Namibia’s special envoy to Germany, Zedekia Ngavirue, said Germany refused to pay compensation to the individual families affected by the genocide. Instead, reparations would focus on “reconciliation and reconstruction,” Ngavirue told the Namibian. The details of the plan are expected to be presented in the Namibian parliament later this week.

Africa’s critically ill COVID-19 patients are more vulnerable. Africa may have fewer COVID-19 deaths than other regions, but according to a study published in the Lancet, those admitted to critical care facilities were 40 percent more likely to die.

Researchers at the University of Cape Town studied the hospital admission data of more than 3,000 patients from 10 different countries, specifically Egypt, Ethiopia, Ghana, Kenya, Libya, Malawi, Mozambique, Niger, Nigeria, and South Africa between May and December 2020.

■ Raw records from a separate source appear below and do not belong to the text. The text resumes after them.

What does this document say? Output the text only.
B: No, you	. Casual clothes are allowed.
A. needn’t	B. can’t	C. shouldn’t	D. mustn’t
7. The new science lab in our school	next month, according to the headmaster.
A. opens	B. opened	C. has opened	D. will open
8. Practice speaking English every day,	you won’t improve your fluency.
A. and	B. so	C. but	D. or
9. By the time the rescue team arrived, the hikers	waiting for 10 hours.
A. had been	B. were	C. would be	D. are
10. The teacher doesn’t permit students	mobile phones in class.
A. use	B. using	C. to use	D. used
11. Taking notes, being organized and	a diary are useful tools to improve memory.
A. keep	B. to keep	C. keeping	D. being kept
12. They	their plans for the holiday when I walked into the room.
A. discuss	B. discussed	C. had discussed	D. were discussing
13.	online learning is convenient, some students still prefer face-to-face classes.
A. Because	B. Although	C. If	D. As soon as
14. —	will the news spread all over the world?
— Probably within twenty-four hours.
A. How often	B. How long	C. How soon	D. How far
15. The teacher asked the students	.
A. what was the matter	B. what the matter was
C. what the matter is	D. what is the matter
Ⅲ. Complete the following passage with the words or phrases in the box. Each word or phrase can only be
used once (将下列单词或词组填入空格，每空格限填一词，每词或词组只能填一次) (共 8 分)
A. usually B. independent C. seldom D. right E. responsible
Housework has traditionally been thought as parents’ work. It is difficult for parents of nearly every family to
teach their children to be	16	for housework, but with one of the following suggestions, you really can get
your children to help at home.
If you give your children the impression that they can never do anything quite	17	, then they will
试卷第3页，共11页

The results pointed to a lack of resources as one of the key factors, including access to oxygen and ventilators. The data also suggests the prevalence of HIV/AIDS was a contributing factor to COVID-19 mortality rates—a warning issued in Africa early on in the pandemic.


Chart of the Week

Only a fraction of Africans are vaccinated against COVID-19. Of the 1.68 billion COVID-19 vaccine doses administered around the world to 176 countries, Africa has only administered 24.2 million doses. The World Health Organization said only about 2 percent of Africans have been vaccinated since the start of the pandemic.


This Week in Culture

A Rembrandt fake that fooled dealers for decades. For more than 40 years, a small oil painting has been part of the University of Pretoria’s art collection. Attributed to the Dutch master Rembrandt van Rijn, “Portrait of an Old Man” depicts a grey bearded man in profile wearing a heavy cloak and fur hat.

To the naked eye, the painting bears all the characteristics of the Dutch Golden Age—an atmospheric portrait that plays with light and an apparent invoice from an auction in the Dutch master’s handwriting. Donated by a Dutch businessman in 1976 to the University of Pretoria, the painting had been owned by 14 different buyers and described as “surely authentic” in a volume of Dutch paintings of the 17th century.

Scientists at the University of Pretoria Museums’ Tangible Heritage Conservation unit wanted to establish the exact provenance of the painting, but the closer they looked, the more unsettling evidence they found. The puzzle compelled the university to build its own authentication expertise in South Africa, which unearthed a paint chemical invented after Rembrandt’s death.

The university may have lost what it thought was a valuable masterpiece, but it has developed authentication technology that means art and artifacts no longer need to be shipped to Europe for authentication.


African Voices

Misuse and missed opportunities in Malawi. One of the world’s poorest nations is hemorrhaging billions of dollars to corruption, Lilongwe-based journalist Madalitso Wills Kateta writes in Foreign Policy. The personal gains of Malawi’s political inner circle have been prioritized over the desperate need for development in rural Malawi, he argues.

Mauritius is losing its luster. Once hailed as a model of good governance in Africa, accusations of money laundering and an increasingly unaccountable ruling party have dimmed Mauritius’s aims to be the Singapore of Africa. Media and democracy scholar Roukaya Kasenally tracks the decline of the island nation to the 2019 election in African Arguments.